Au début du XIXème siècle, en 1802, le consulat met en place en France un système


autorisant les maisons closes et obligeant les prostituées, qu’elles soient dans les maisons
closes ou dans la rue, à passer des examens sanitaires et gynécologiques dans les hôpitaux.
C’est ce qui est appelé le « réglementarisme ». C’est le médecin hygiéniste Alexandre Parent-
Duchatelet qui théorise ce modèle, après avoir effectué de nombreuses recherches dans le
domaine de la prostitution. Il affirme que la prostitution est un « mal nécessaire » dont la
société ne peut se passer. Il déclare que les prostituées sont inévitables et parle à ce titre
d’ « égout séminal ». Cependant, à l’heure où les maladies sexuelles ne sont pas encore
toutes identifiées, il juge nécessaire l’emploi de contrôles sanitaires du corps des femmes qui
pourraient transmettre des maladies vénériennes telles que la syphilis. Elles sont donc
perçues comme vectrices de maladies sexuellement transmissibles.
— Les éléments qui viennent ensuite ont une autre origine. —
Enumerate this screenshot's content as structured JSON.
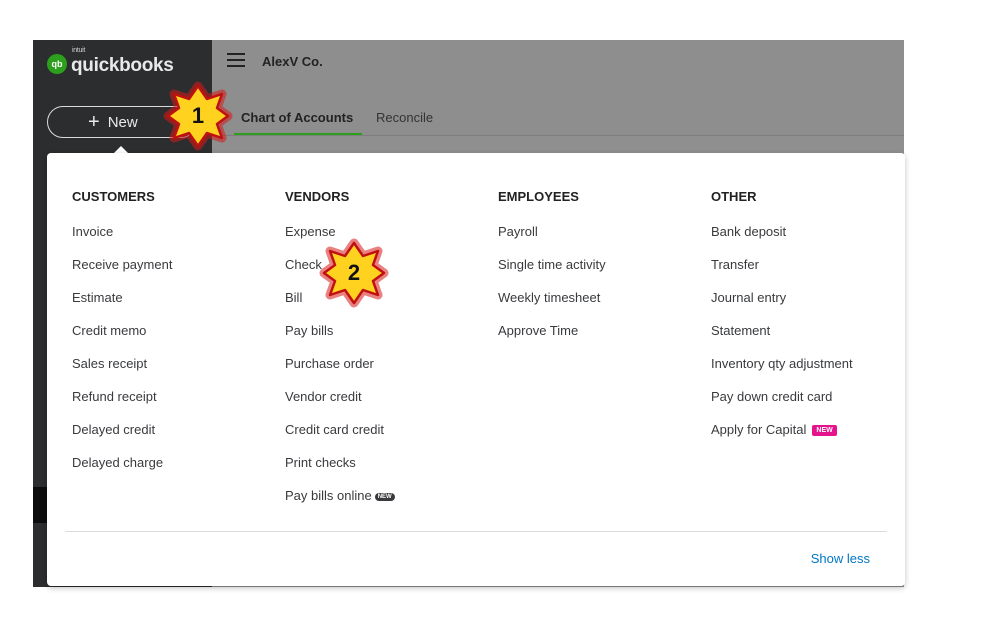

Ces maladies,
sexuellement transmissibles, peuvent être un désastre dans les sociétés, notamment si elles
touchent beaucoup de soldats. En effet, au retour de la guerre de Crimée, on juge l’état
sanitaire des troupes, déplorable. Ainsi, il s’agit de réguler un mal social dont l’économie ne
peut plus se passer. La prostitution devient alors une réelle institution étatisée dans laquelle
les femmes sont encore plus réprimées qu’elles ne l’étaient déjà. Elles sont contrôlées et si
elles sont identifiées comme malades, elles sont internées dans un dispensaire hospitalier.
Alors qu’elle était considérée comme un mal nécessaire au début du XIXème siècle, la
prostitution devient un « fléau social ».
Ce système réglementaire s’exporte à la fin des années 1860 en Angleterre. En 1869,
sont promulguées les contagious diseases act (lois sur les maladies contagieuses). Ces lois
reprennent le principe de réglementation de la prostitution en France avec le contrôle
sanitaire des femmes dans les maisons closes et dans la rue. Le modèle s’importe
principalement car un grand nombre de médecins anglais ont fait leurs études en France :
quand ils en reviennent, ils jugent nécessaire d’adopter les mêmes aménagements. Ainsi,
désormais, en Angleterre, l’Etat peut, au même titre que la France, surveiller la prostitution
et agir sur le nombre de maladies vénériennes qui se propagent, notamment chez les soldats
dans la Royal Navy et dans l’armée britannique.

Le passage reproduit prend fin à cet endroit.